[Devel] Re: Roadmap for features planed for containers where and Some future features ideas.

Sat Jul 26 03:06:05 PDT 2008

On Sat, Jul 26, 2008 at 5:05 PM, Eric W. Biederman
<ebiederm at xmission.com> wrote:
> "Peter Dolding" <oiaohm at gmail.com> writes:
>
>> The simple problem that is not possible and most likely never will be.
>>  How to virtual opengl for VNC is use a program call
>> http://virtualgl.org  and that is not state less and gpu dependent.
>>
>> You are keeping on forgetting high end stuff like glsl need to be
>> processed in video cards gpu's to emulate need really large cpu's.  2d
>> rendering is simple to do stateless.
>>
>> Your opinion is simply not workable.  You are not thinking of the
>> problem correct.
>>
>> Lets say you want to migrate between X86 and PPC running applications
>> using containers how are you going to do it.   This is really the
>> level of complexity you have inside video card gpu's.  They are that
>> far different.   Programs have to generate there glsl code to suit the
>> video card they are talking to or it will not work correctly.  Reason
>> why some games have on box only NVidia or only ATI gpu's.
>>
>> Now before you say emulate.  Like to point something nasty out.
>> State dump of a gpu is basically not documented its a black box so
>> emulation is not a option.  Even if you could you are talking about
>> emulating something that will need the power of a 16 core 4 ghz intel
>> processor if it has only 1 GPU to emulate.  Note some video cards have
>> upto 4.   How effective gpu's are at doing there job is highly under
>> estimated .
>>
>> Yes the issue is some opengl programs can be done stateless up until
>> they start using shader languages physics and other things in GPU.
>> Past that point stateless and gpu independent stuff.  Lots and lots of
>> programs need the GPU dependant stuff.
>>
>> Virtualgl does rendering server side due to the massive amounts of
>> data that can be travelling between the cpu and gpu.   It really like
>> saying we are not going to have a maths processer in the server and
>> every time you want to do some maths you have to go threw network to
>> do it.
>>
>> GPU are not just drawing to screen.   They do all kinds of things
>> these days.  They have to be used locally to the program running there
>> is not enough network bandwidth and they will not run right.
>
> I need to research this some more, but migration is essentially the
> same problem as suspend and hibernation (admittedly different kinds of
> video make this trickier).  Migration and hibernation we can handle
> today with hardware going away and coming back.  It sounds like to me
> the most general approach is a light-weight proxy X server that can
> forward things on the slow path and allow the fast path accesses to
> go fast.
>
Issue is light-weight proxy fails as soon as you start dealing with
the GPU processing stuff.

This has already been fairly heavily researched.   Complete system
suspend works because you take the complete gpu off line and restore
it back to where it was on the same GPU.

Migration is worse than you can dream.  Even the same model GPU loaded
with a different GPU save state can fail if maker has altered paths
due to damage in 1 chip.  I see no trick around this.  Even GPU's on
the same card can fail if you try to restore the wrong state back into
them.

Using a light-weight proxy you will be able to tag applications using
advanced GPU instructions that will not migrate or suspend happily.

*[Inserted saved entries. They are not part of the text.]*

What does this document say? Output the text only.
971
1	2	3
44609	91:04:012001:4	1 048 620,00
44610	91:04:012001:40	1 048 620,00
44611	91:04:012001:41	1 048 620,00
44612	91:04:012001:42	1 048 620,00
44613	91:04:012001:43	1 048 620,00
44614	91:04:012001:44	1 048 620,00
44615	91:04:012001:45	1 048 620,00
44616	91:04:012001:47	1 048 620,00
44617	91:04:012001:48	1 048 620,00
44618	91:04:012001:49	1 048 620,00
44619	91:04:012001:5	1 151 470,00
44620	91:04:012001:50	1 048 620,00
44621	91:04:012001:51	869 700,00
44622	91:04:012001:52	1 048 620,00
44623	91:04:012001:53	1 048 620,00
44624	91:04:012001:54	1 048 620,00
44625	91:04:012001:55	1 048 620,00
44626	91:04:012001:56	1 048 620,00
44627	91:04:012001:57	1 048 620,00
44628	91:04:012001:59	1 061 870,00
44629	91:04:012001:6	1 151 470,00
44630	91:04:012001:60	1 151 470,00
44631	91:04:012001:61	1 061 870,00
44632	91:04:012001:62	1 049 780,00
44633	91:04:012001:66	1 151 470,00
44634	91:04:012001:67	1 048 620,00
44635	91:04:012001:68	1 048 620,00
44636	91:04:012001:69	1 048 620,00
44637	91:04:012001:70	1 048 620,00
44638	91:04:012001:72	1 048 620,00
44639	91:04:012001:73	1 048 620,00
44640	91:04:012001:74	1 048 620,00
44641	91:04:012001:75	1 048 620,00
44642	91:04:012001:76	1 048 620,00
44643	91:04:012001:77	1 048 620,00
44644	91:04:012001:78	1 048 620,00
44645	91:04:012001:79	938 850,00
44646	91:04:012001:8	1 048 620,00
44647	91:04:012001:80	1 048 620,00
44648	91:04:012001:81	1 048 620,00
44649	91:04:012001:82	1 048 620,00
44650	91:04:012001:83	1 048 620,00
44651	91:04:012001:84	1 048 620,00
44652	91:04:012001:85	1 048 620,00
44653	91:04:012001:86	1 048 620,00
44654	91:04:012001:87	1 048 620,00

http://partiwm.org/wiki/xpra  Is one of the ones you will want to work
with when building a light weight proxy.   This allows X11
applications to be disconnected from one X11 server and connected to
another.

http://www.cs.toronto.edu/~andreslc/xen-gl/ Also got so far along
forwarding opengl.

Its more you will have to sort.  It will break down into 4.

2d and maybe some opengl suspendable because interface can be simplely
regenerated on a new X11 server using nothing GPU targeted.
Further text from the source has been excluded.